The group announced on Valentine’s Day that their eighth studio album, “The King of Limbs,” would be available for download Saturday, almost three months before the original release date. Then on Friday, Feb. 18, seemingly in an effort to one-up themselves, the band unexpectedly offered their album a day early on their website.

This release schedule is similar to the industry-changing distribution of the Grammy winning album “In Rainbows” in October 2007, when the band let fans name their own price for a digital copy two months before the physical release.

Reassuring fans, “it’s up to you,” Radiohead gave away countless free downloads of their seventh studio album and sold over three million copies after the physical release.

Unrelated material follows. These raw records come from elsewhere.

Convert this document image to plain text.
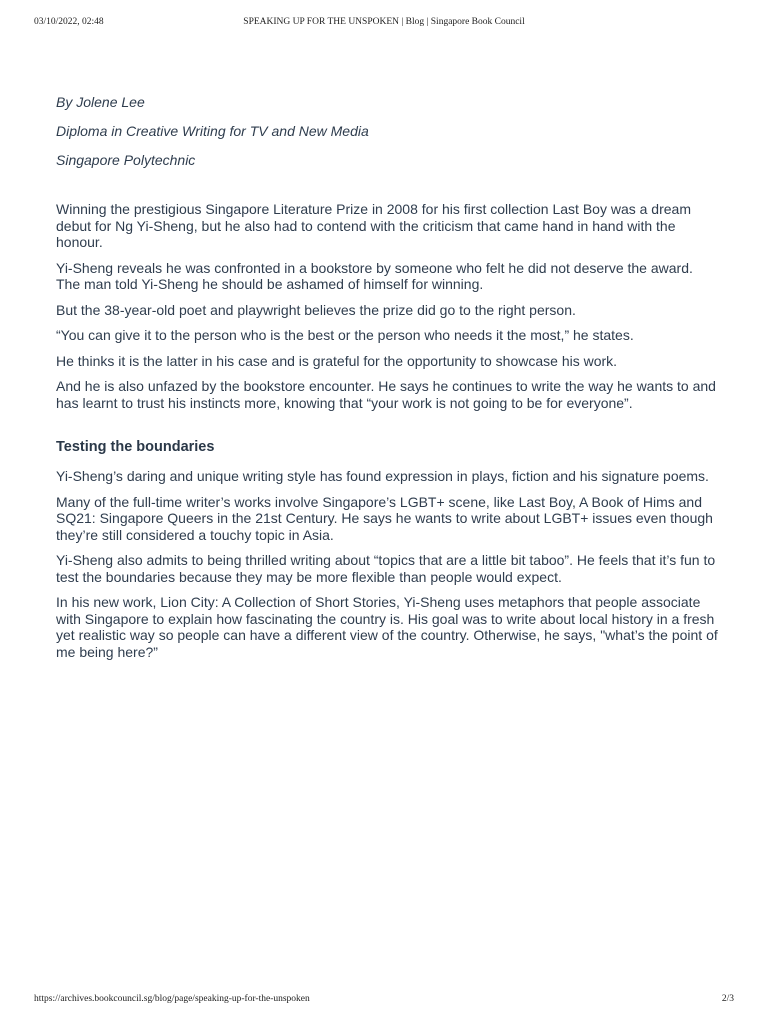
03/10/2022, 02:48	SPEAKING UP FOR THE UNSPOKEN | Blog | Singapore Book Council

By Jolene Lee

Diploma in Creative Writing for TV and New Media

Singapore Polytechnic

Winning the prestigious Singapore Literature Prize in 2008 for his first collection Last Boy was a dream debut for Ng Yi-Sheng, but he also had to contend with the criticism that came hand in hand with the honour.

Yi-Sheng reveals he was confronted in a bookstore by someone who felt he did not deserve the award. The man told Yi-Sheng he should be ashamed of himself for winning.

But the 38-year-old poet and playwright believes the prize did go to the right person.

“You can give it to the person who is the best or the person who needs it the most,” he states.

He thinks it is the latter in his case and is grateful for the opportunity to showcase his work.

And he is also unfazed by the bookstore encounter. He says he continues to write the way he wants to and has learnt to trust his instincts more, knowing that “your work is not going to be for everyone”.

Testing the boundaries

Yi-Sheng’s daring and unique writing style has found expression in plays, fiction and his signature poems.

Many of the full-time writer’s works involve Singapore’s LGBT+ scene, like Last Boy, A Book of Hims and SQ21: Singapore Queers in the 21st Century. He says he wants to write about LGBT+ issues even though they’re still considered a touchy topic in Asia.

Yi-Sheng also admits to being thrilled writing about “topics that are a little bit taboo”. He feels that it’s fun to test the boundaries because they may be more flexible than people would expect.

In his new work, Lion City: A Collection of Short Stories, Yi-Sheng uses metaphors that people associate with Singapore to explain how fascinating the country is. His goal was to write about local history in a fresh yet realistic way so people can have a different view of the country. Otherwise, he says, "what’s the point of me being here?”

https://archives.bookcouncil.sg/blog/page/speaking-up-for-the-unspoken	2/3
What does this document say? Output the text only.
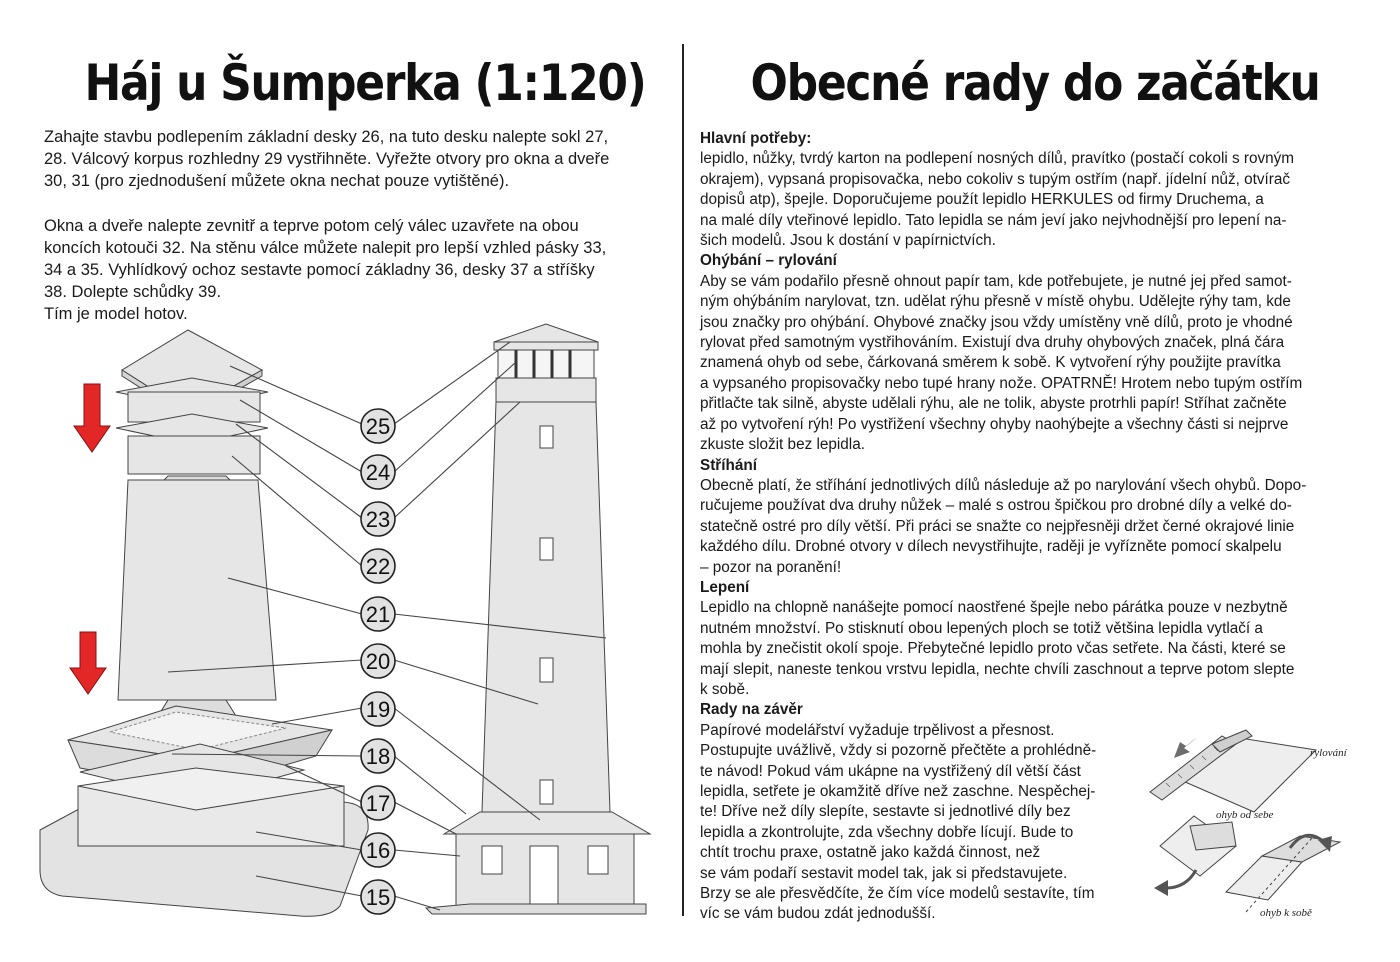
Háj u Šumperka (1:120)	Obecné rady do začátku

Zahajte stavbu podlepením základní desky 26, na tuto desku nalepte sokl 27,

28. Válcový korpus rozhledny 29 vystřihněte. Vyřežte otvory pro okna a dveře

30, 31 (pro zjednodušení můžete okna nechat pouze vytištěné).

Okna a dveře nalepte zevnitř a teprve potom celý válec uzavřete na obou

koncích kotouči 32. Na stěnu válce můžete nalepit pro lepší vzhled pásky 33,

34 a 35. Vyhlídkový ochoz sestavte pomocí základny 36, desky 37 a stříšky

38. Dolepte schůdky 39.

Tím je model hotov.

25
24
23
22
21
20
19
18
17
16
15
Hlavní potřeby:
lepidlo, nůžky, tvrdý karton na podlepení nosných dílů, pravítko (postačí cokoli s rovným
okrajem), vypsaná propisovačka, nebo cokoliv s tupým ostřím (např. jídelní nůž, otvírač
dopisů atp), špejle. Doporučujeme použít lepidlo HERKULES od firmy Druchema, a
na malé díly vteřinové lepidlo. Tato lepidla se nám jeví jako nejvhodnější pro lepení na-
šich modelů. Jsou k dostání v papírnictvích.
Ohýbání – rylování
Aby se vám podařilo přesně ohnout papír tam, kde potřebujete, je nutné jej před samot-
ným ohýbáním narylovat, tzn. udělat rýhu přesně v místě ohybu. Udělejte rýhy tam, kde
jsou značky pro ohýbání. Ohybové značky jsou vždy umístěny vně dílů, proto je vhodné
rylovat před samotným vystřihováním. Existují dva druhy ohybových značek, plná čára
znamená ohyb od sebe, čárkovaná směrem k sobě. K vytvoření rýhy použijte pravítka
a vypsaného propisovačky nebo tupé hrany nože. OPATRNĚ! Hrotem nebo tupým ostřím
přitlačte tak silně, abyste udělali rýhu, ale ne tolik, abyste protrhli papír! Stříhat začněte
až po vytvoření rýh! Po vystřižení všechny ohyby naohýbejte a všechny části si nejprve
zkuste složit bez lepidla.
Stříhání
Obecně platí, že stříhání jednotlivých dílů následuje až po narylování všech ohybů. Dopo-
ručujeme používat dva druhy nůžek – malé s ostrou špičkou pro drobné díly a velké do-
statečně ostré pro díly větší. Při práci se snažte co nejpřesněji držet černé okrajové linie
každého dílu. Drobné otvory v dílech nevystřihujte, raději je vyřízněte pomocí skalpelu
– pozor na poranění!
Lepení
Lepidlo na chlopně nanášejte pomocí naostřené špejle nebo párátka pouze v nezbytně
nutném množství. Po stisknutí obou lepených ploch se totiž většina lepidla vytlačí a
mohla by znečistit okolí spoje. Přebytečné lepidlo proto včas setřete. Na části, které se
mají slepit, naneste tenkou vrstvu lepidla, nechte chvíli zaschnout a teprve potom slepte
k sobě.
Rady na závěr
Papírové modelářství vyžaduje trpělivost a přesnost.
Postupujte uvážlivě, vždy si pozorně přečtěte a prohlédně-
te návod! Pokud vám ukápne na vystřižený díl větší část
lepidla, setřete je okamžitě dříve než zaschne. Nespěchej-
te! Dříve než díly slepíte, sestavte si jednotlivé díly bez
lepidla a zkontrolujte, zda všechny dobře lícují. Bude to
chtít trochu praxe, ostatně jako každá činnost, než
se vám podaří sestavit model tak, jak si představujete.
Brzy se ale přesvědčíte, že čím více modelů sestavíte, tím
víc se vám budou zdát jednodušší.
rylování
ohyb od sebe
ohyb k sobě
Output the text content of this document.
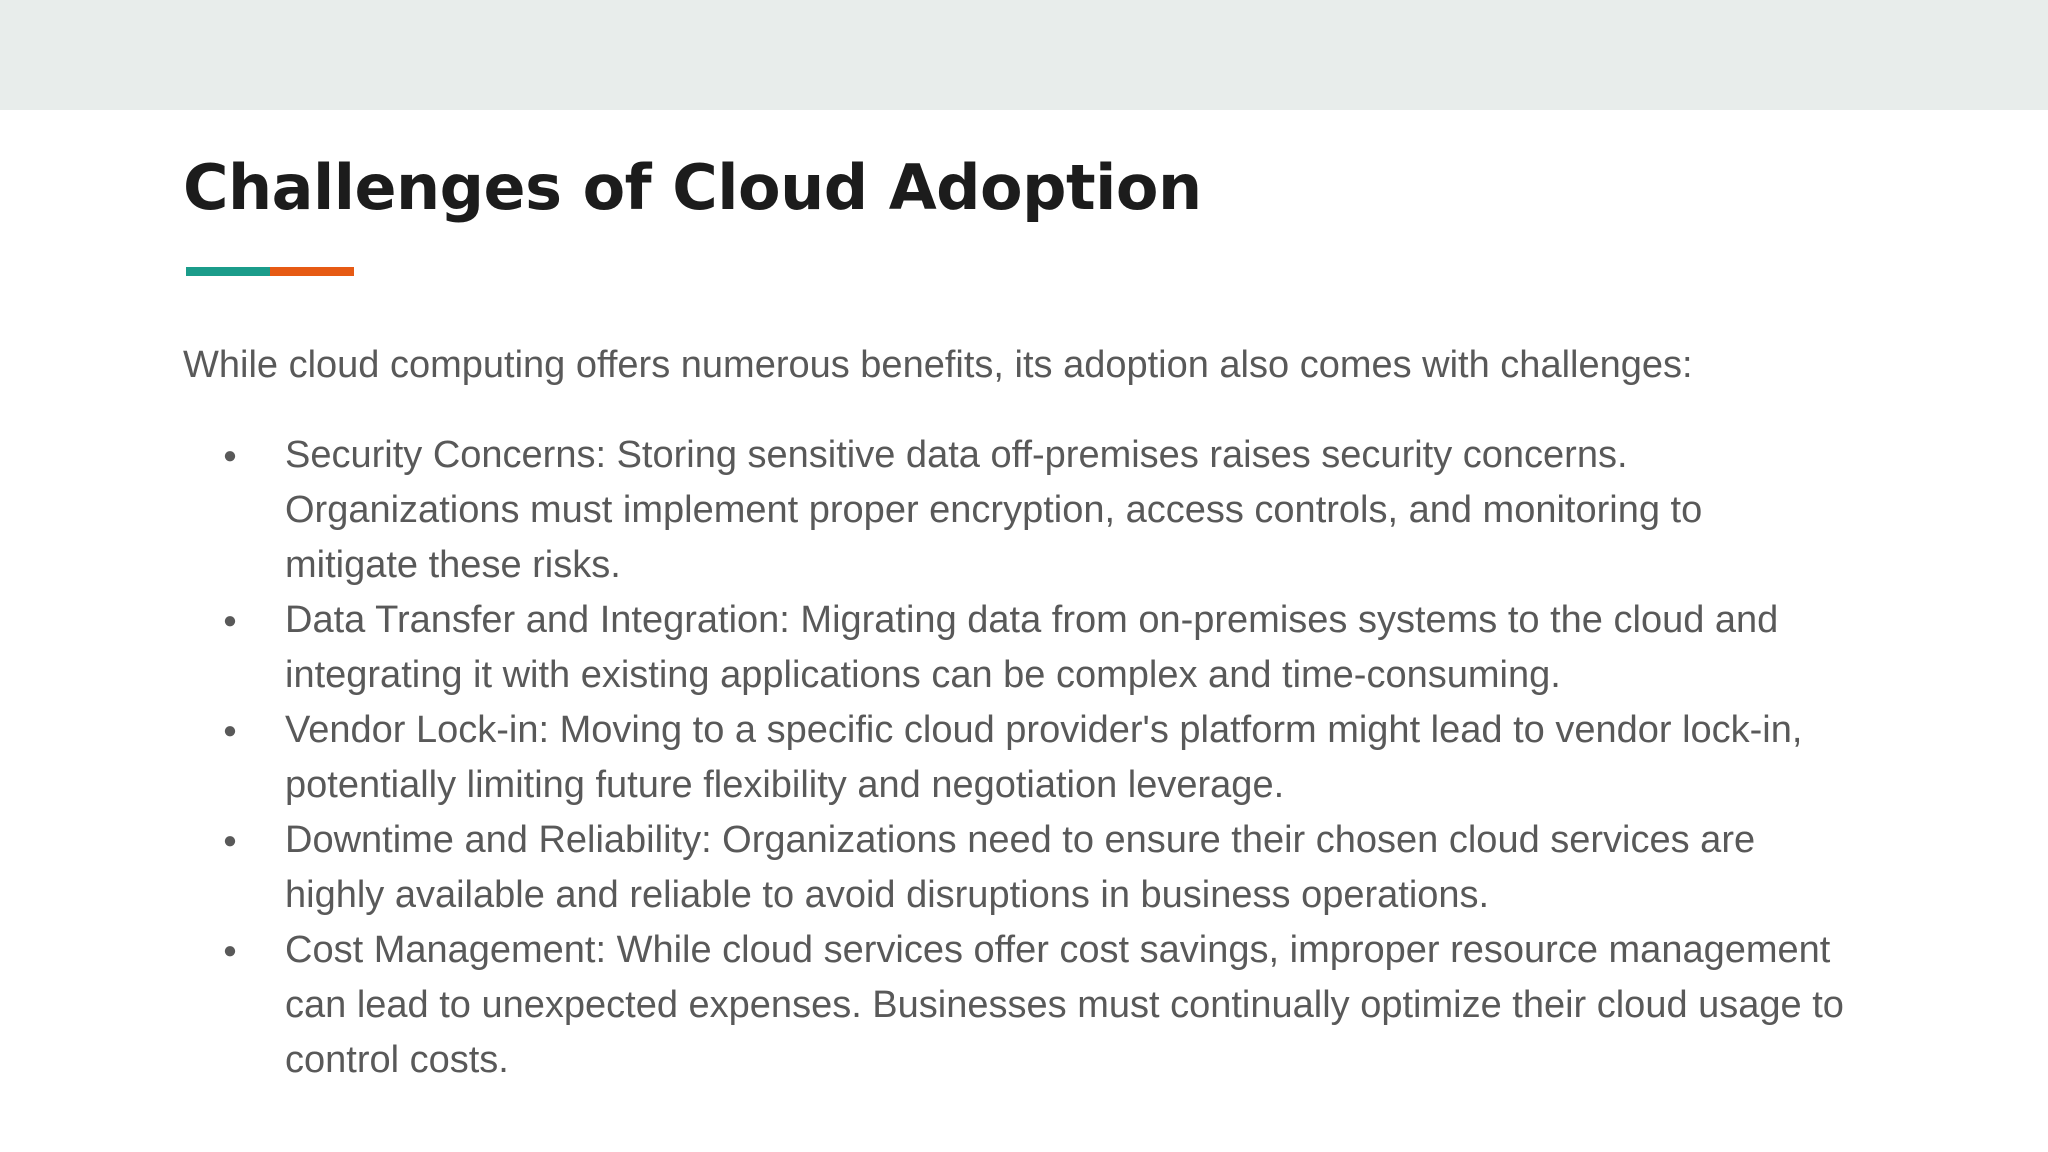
Challenges of Cloud Adoption

While cloud computing offers numerous benefits, its adoption also comes with challenges:

● Security Concerns: Storing sensitive data off-premises raises security concerns.
Organizations must implement proper encryption, access controls, and monitoring to
mitigate these risks.
● Data Transfer and Integration: Migrating data from on-premises systems to the cloud and
integrating it with existing applications can be complex and time-consuming.
● Vendor Lock-in: Moving to a specific cloud provider's platform might lead to vendor lock-in,
potentially limiting future flexibility and negotiation leverage.
● Downtime and Reliability: Organizations need to ensure their chosen cloud services are
highly available and reliable to avoid disruptions in business operations.
● Cost Management: While cloud services offer cost savings, improper resource management
can lead to unexpected expenses. Businesses must continually optimize their cloud usage to
control costs.
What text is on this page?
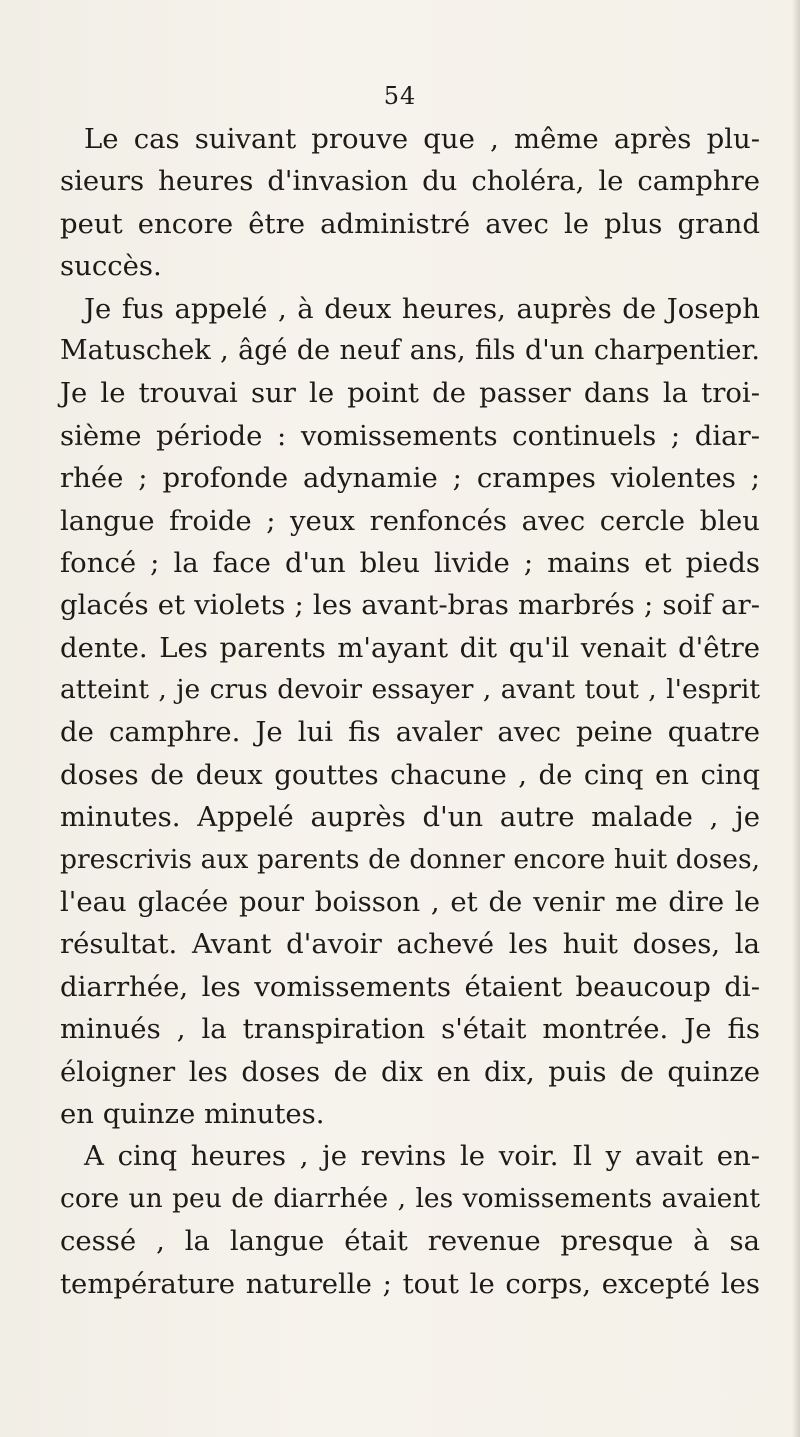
54
Le cas suivant prouve que , même après plu-
sieurs heures d'invasion du choléra, le camphre
peut encore être administré avec le plus grand
succès.
Je fus appelé , à deux heures, auprès de Joseph
Matuschek , âgé de neuf ans, fils d'un charpentier.
Je le trouvai sur le point de passer dans la troi-
sième période : vomissements continuels ; diar-
rhée ; profonde adynamie ; crampes violentes ;
langue froide ; yeux renfoncés avec cercle bleu
foncé ; la face d'un bleu livide ; mains et pieds
glacés et violets ; les avant-bras marbrés ; soif ar-
dente. Les parents m'ayant dit qu'il venait d'être
atteint , je crus devoir essayer , avant tout , l'esprit
de camphre. Je lui fis avaler avec peine quatre
doses de deux gouttes chacune , de cinq en cinq
minutes. Appelé auprès d'un autre malade , je
prescrivis aux parents de donner encore huit doses,
l'eau glacée pour boisson , et de venir me dire le
résultat. Avant d'avoir achevé les huit doses, la
diarrhée, les vomissements étaient beaucoup di-
minués , la transpiration s'était montrée. Je fis
éloigner les doses de dix en dix, puis de quinze
en quinze minutes.
A cinq heures , je revins le voir. Il y avait en-
core un peu de diarrhée , les vomissements avaient
cessé , la langue était revenue presque à sa
température naturelle ; tout le corps, excepté les
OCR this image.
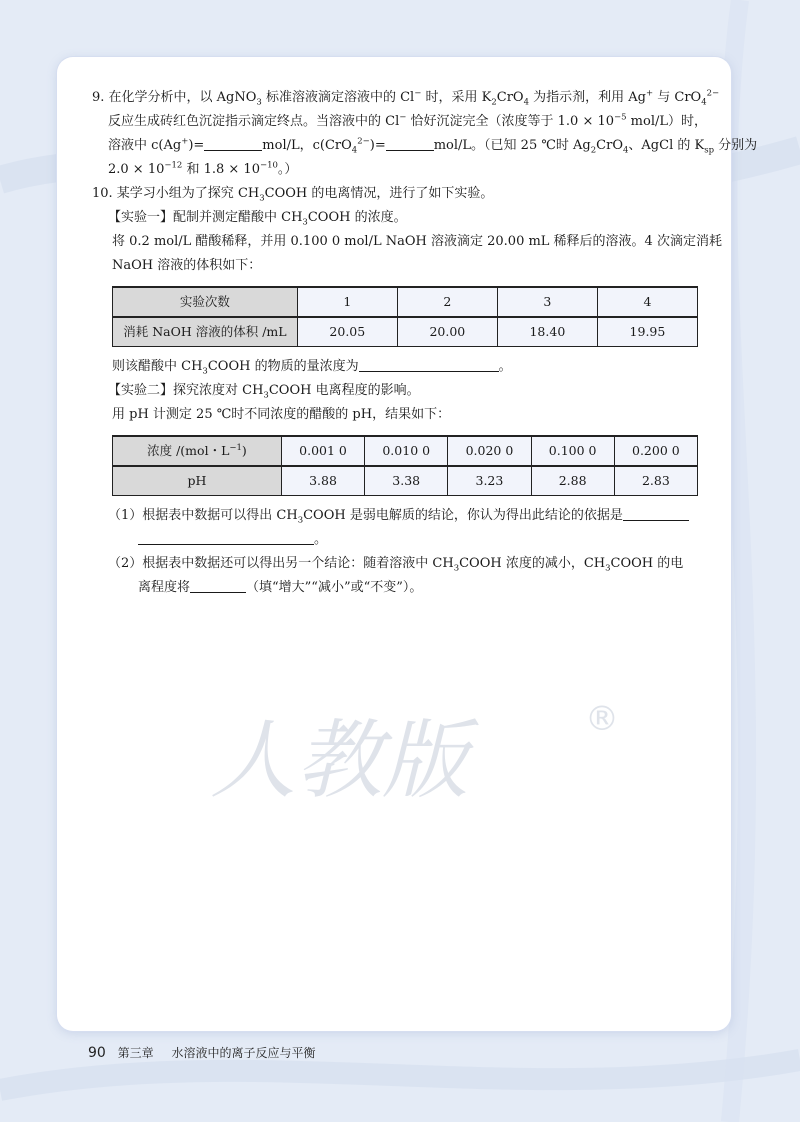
9. 在化学分析中，以 AgNO$_3$ 标准溶液滴定溶液中的 Cl− 时，采用 $K_2CrO_4$ 为指示剂，利用 Ag+ 与 CrO$_4^{2-}$

反应生成砖红色沉淀指示滴定终点。当溶液中的 Cl− 恰好沉淀完全（浓度等于 $1.0 \times 10^{-5}$ mol/L）时，

溶液中 c(Ag+)=	mol/L，c(CrO$_4^{2-}$)=	mol/L。（已知 25 ℃时 $Ag_2CrO_4$、AgCl 的 $K_{sp}$ 分别为

$2.0 \times 10^{-12}$ 和 $1.8 \times 10^{-10}$。）

10. 某学习小组为了探究 $CH_3COOH$ 的电离情况，进行了如下实验。

【实验一】配制并测定醋酸中 $CH_3COOH$ 的浓度。

将 0.2 mol/L 醋酸稀释，并用 0.100 0 mol/L NaOH 溶液滴定 20.00 mL 稀释后的溶液。4 次滴定消耗

NaOH 溶液的体积如下：

实验次数	1	2	3	4
消耗 NaOH 溶液的体积 /mL	20.05	20.00	18.40	19.95

则该醋酸中 $CH_3COOH$ 的物质的量浓度为	。

【实验二】探究浓度对 $CH_3COOH$ 电离程度的影响。

用 pH 计测定 25 ℃时不同浓度的醋酸的 pH，结果如下：

浓度 /(mol・$L^{-1}$)	0.001 0	0.010 0	0.020 0	0.100 0	0.200 0
pH	3.88	3.38	3.23	2.88	2.83

（1）根据表中数据可以得出 $CH_3COOH$ 是弱电解质的结论，你认为得出此结论的依据是

。

（2）根据表中数据还可以得出另一个结论：随着溶液中 $CH_3COOH$ 浓度的减小，$CH_3COOH$ 的电

离程度将	（填“增大”“减小”或“不变”）。

人教版	®
90 第三章 水溶液中的离子反应与平衡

This time around the going rate for “The King of Limbs” is $9, but the idea is still the same: early availability of the record encourages fans to hand over their cash for special features and eye-pleasing packaging. Early, legal accessibility only helped “In Rainbows” climb the charts to No. 1 in both the U.K. and the U.S.

Accordingly Radiohead plans to release “The King of Limbs” in early May, complete with two clear 10″ vinyl records and 625 tiny pieces of artwork with a full-color piece of oxo-degradeable plastic to hold it all together.

According to Pitchfork.com, Radiohead is terming the physical copy of “The King of Limbs” the “world’s first Newspaper Album.”

“In Rainbows” was a revelation for the music industry, showing that consumers are more than willing to buy albums that they already enjoy.

Radiohead has eased “The King of Limbs” on their fan base. Thom Yorke first began performing “Lotus Flower” during solo shows last year, leaving only seven unfamiliar tracks on the 37-minute CD.

The music video for “Lotus Flower” has already circulated the internet, a simplistic yet eerie recording of Thom Yorke wearing a bowler hat, contorting and crooning to what seems to be “The King of Limbs'” first single.

The group continues to build upon the mixing of classical orchestration, electronics and a bit of rock n’ roll showcased on their seminal fourth album, “Kid A,” and built to near perfection with “In Rainbows.” The soundscapes scattered across “The King of Limbs” turn the seemingly discordant into art.

Like “In Rainbows,” there are very few tracks that have the potential to become karaoke standards like the band’s first single “Creep,” which enjoyed resurgence thanks to Rock Band and previews for this year’s Oscar favorite, “The Social Network.”

The lyrics are sparse, and extended instrumental sections come dangerously close to the derogative genre, “elevator music.” Well, “elevator music” in a spa that lost their recording of waterfalls and birdcalls.

When Yorke does choose to display his lyric-writing prowess, he is spot on as usual. “Lotus Flower” and “Little by Little” tell stories of addiction, lust, stress, confusion and depression: classic fodder for Yorke.

The piano ballad “Codex” is a welcome retreat from electronic influences, showing the group’s ability to write a truly great song using simple piano chords and lyrics: “Jump off the end / The water’s clear / And innocent.” No theatrics, no egg shells, just simple, spot-on song writing.

Regardless of whether or not listeners “like” the album (although the similarities to “In Rainbows” seem to peg it as a guaranteed hit), “The King of Limbs” is undoubtedly worthy of respect.

Ingenuity is apparent with each track, from the peculiar melodies of “Lotus Flower” to the folky undertones of “Give up the Ghost.” Radiohead never fails to deliver a tailored album; nothing sounds accidental, arbitrary or sloppy.

From the first tinkling piano chords and jarring electronic reverberations of “Bloom” to the symphonic close of “Separator,” Radiohead presents a completely original eighth album, three months early, but right on time for fans.